I would like to go back to the second question, which was really the -- how do we think about the overall profitability of our payments business, right? The way I think about it is -- if you look at our payments business globally outside of India, what we see, you know, for us, has really strategic objective over the next 3 years is we're going to double the share of our cross-border, okay? Cross-border means FX cross-border means payment instruments with higher merchant discount rate. And this is something that today is already the fastest segment of volumes for our payments business. This is going to double. Therefore, this will have a significant impact on the gross margin and the net profits of the business. I think the second element that for us is also important is we spent the first few years and some of the investments really consolidating our own platforms to get to platforms at a regional level. Now we're starting to approach the second phase, which is we are moving upstream in the value chain and starting to incorporate more of the elements of the payments value chain. I give you a concrete example. Just last week, we announced the acquisition of our business in Colombia. Colombia is very big market for us. It's one of the most dynamic economy actually in Latin America. And we announced the acquisition of a business called Ding, which gives us not only capabilities because we can do our own acquiring and own issuing, but also it gives us the licensing. And this will actually have a very positive impact on the overall profitability of [ AB ]. We want to do more of that, okay? And the last one is -- like we've seen this playing out in India, we are starting actually to build a credit business outside of India, starting from Central Europe.
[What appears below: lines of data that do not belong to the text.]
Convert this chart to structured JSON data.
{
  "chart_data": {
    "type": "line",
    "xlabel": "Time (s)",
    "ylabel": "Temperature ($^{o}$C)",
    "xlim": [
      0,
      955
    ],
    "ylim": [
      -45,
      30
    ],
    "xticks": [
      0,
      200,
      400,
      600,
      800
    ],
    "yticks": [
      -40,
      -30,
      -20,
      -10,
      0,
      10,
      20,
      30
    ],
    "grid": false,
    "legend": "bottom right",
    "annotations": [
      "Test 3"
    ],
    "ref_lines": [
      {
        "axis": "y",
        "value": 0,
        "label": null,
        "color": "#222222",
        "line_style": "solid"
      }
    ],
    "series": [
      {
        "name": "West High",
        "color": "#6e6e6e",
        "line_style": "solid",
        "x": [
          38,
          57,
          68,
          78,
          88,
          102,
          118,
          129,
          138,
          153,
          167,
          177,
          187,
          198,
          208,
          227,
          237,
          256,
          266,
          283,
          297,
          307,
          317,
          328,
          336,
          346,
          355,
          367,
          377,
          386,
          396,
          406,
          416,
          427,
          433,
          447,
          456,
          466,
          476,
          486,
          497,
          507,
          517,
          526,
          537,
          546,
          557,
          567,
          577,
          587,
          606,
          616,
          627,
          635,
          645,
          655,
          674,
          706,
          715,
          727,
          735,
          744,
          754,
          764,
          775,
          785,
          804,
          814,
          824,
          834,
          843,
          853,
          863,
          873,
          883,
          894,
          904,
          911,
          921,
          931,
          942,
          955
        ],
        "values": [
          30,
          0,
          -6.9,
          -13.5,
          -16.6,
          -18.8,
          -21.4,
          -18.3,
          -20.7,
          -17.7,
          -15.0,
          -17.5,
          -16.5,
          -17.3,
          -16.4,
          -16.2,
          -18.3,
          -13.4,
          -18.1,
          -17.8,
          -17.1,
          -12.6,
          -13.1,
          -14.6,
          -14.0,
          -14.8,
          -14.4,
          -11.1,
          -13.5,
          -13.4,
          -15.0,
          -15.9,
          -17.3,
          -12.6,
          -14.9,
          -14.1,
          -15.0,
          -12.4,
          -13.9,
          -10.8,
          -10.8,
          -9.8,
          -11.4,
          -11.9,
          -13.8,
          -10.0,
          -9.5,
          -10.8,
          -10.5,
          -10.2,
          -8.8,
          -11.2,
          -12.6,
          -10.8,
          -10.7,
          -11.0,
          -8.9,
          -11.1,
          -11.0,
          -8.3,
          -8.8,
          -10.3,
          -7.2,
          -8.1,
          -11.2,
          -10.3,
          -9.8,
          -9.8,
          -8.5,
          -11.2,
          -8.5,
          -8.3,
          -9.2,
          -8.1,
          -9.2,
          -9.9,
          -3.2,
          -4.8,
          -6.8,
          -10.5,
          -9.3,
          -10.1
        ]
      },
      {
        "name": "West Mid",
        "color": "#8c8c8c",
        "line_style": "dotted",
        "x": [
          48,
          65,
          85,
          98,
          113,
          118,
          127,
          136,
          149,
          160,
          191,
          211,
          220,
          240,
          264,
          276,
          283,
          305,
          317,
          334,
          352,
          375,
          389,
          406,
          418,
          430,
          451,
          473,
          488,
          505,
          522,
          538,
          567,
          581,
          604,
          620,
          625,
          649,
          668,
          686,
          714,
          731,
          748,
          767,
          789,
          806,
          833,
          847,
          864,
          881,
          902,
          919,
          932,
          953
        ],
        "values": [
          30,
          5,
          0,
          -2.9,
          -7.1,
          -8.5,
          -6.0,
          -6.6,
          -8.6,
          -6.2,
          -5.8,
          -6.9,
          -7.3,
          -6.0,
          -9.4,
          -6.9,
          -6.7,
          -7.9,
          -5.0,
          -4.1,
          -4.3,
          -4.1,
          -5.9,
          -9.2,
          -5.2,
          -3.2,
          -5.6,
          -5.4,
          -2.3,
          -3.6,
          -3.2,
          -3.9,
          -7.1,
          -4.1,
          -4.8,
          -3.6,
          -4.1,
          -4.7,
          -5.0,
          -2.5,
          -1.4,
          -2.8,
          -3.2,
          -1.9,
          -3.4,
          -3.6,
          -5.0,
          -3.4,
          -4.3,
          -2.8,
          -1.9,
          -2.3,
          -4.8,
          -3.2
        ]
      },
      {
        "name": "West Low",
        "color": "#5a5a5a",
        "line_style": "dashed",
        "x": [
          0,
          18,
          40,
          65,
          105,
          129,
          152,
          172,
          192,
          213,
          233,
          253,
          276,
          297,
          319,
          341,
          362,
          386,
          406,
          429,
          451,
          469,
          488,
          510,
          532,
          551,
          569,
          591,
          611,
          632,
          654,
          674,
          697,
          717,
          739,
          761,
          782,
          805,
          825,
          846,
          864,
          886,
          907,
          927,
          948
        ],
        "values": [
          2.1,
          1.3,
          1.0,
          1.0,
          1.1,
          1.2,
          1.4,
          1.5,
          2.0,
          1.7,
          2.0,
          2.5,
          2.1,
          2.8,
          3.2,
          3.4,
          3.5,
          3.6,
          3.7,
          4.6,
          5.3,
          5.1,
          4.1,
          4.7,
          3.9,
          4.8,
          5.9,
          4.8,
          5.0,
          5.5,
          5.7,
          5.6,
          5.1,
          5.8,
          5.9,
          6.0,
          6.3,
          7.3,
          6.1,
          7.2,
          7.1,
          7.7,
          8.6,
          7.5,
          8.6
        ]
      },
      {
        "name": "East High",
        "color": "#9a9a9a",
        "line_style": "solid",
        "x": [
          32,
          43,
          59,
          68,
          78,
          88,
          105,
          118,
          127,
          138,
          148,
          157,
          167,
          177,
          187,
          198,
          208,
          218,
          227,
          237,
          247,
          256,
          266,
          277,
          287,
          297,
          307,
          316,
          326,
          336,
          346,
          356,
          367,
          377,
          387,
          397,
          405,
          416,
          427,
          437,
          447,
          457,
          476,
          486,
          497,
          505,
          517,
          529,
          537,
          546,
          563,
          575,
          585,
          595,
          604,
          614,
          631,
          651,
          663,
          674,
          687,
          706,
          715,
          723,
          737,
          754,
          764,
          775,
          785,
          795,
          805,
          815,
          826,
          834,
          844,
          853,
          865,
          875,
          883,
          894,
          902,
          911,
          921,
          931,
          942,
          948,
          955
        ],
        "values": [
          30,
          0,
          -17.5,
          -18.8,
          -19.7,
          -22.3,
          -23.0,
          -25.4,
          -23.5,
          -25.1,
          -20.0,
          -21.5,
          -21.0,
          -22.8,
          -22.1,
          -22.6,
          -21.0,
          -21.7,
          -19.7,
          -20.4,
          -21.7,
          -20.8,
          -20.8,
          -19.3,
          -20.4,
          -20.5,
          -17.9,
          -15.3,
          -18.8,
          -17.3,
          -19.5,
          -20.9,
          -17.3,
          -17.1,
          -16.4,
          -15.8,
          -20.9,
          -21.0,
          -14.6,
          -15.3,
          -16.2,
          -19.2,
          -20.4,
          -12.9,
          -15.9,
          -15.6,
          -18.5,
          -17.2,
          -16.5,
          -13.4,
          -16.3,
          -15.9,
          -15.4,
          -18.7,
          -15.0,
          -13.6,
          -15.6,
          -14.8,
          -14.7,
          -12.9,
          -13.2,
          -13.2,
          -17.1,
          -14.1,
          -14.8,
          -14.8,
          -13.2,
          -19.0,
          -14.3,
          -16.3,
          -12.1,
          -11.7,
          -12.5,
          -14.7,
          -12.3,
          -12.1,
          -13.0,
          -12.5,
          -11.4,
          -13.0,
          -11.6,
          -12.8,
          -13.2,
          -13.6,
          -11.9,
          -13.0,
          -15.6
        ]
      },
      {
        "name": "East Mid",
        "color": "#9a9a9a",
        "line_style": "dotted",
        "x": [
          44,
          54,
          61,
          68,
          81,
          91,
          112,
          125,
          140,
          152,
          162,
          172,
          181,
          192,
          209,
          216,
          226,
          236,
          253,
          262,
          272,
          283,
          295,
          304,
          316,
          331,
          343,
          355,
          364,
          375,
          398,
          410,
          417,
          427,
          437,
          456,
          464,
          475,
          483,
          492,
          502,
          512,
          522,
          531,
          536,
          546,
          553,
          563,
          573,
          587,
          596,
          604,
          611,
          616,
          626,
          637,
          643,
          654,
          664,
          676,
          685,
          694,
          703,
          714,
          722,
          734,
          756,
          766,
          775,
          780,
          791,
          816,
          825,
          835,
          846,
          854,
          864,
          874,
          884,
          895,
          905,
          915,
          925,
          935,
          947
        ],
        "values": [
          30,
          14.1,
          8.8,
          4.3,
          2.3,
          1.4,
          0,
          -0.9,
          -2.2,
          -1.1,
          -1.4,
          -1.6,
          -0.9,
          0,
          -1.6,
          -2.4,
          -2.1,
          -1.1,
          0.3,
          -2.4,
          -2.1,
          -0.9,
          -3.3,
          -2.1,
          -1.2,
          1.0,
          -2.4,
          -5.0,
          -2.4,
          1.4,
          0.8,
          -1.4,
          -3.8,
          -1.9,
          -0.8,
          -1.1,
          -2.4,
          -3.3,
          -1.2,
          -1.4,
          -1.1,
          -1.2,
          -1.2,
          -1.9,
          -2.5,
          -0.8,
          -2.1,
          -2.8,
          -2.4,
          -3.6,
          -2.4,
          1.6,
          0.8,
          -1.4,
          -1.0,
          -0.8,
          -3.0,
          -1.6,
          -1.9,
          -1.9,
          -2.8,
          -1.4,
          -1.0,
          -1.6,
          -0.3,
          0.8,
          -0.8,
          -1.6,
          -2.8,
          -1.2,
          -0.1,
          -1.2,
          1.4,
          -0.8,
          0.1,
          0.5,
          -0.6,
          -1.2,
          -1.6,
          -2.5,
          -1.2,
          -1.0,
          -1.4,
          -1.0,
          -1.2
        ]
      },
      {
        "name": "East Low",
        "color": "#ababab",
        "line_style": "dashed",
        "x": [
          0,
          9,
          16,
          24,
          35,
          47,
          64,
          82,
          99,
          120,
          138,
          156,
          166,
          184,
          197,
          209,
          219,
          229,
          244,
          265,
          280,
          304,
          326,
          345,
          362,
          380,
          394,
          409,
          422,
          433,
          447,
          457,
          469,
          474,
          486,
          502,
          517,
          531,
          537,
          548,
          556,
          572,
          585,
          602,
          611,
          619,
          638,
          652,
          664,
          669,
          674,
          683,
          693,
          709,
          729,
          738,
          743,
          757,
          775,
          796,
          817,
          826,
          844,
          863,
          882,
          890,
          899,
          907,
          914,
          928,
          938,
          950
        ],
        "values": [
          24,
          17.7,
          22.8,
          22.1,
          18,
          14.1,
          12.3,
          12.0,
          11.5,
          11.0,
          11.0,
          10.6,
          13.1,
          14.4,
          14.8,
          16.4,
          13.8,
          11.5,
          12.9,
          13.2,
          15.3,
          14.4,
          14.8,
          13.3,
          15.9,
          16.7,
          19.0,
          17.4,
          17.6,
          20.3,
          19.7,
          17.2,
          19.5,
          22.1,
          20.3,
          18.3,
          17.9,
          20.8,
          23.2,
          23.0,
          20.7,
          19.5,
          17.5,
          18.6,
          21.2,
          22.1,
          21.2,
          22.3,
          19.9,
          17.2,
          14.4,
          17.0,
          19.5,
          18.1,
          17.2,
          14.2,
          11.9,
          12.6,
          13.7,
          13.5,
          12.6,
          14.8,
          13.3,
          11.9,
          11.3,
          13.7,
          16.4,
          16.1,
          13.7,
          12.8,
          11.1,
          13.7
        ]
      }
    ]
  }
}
I guess, Eoin, this is maybe the topic of another call, right? I just want to keep you guys in suspense for a bit. But you should expect us to really quickly scale our credit business outside of India. With these 3 elements, this is how you know how we're going to significantly change the profitability of our business in the core payments business.

Operator

operator
#31

Ladies and gentlemen, we have no further questions. And I'd like to hand the call back to management for some closing comments.

Laurent Le Moal

executive
#32

Well, thank you, everyone, for your attention and for your time. We will share, of course, this presentation with you. And we'll make sure to keep you updated on our progress and across all the different markets, not just India. But thank you for your attention today.

Eoin Ryan

executive
#33

Thank you, everybody.

Operator

operator
#34

Thank you very much. Ladies and gentlemen, that then concludes today's event, and you may now disconnect.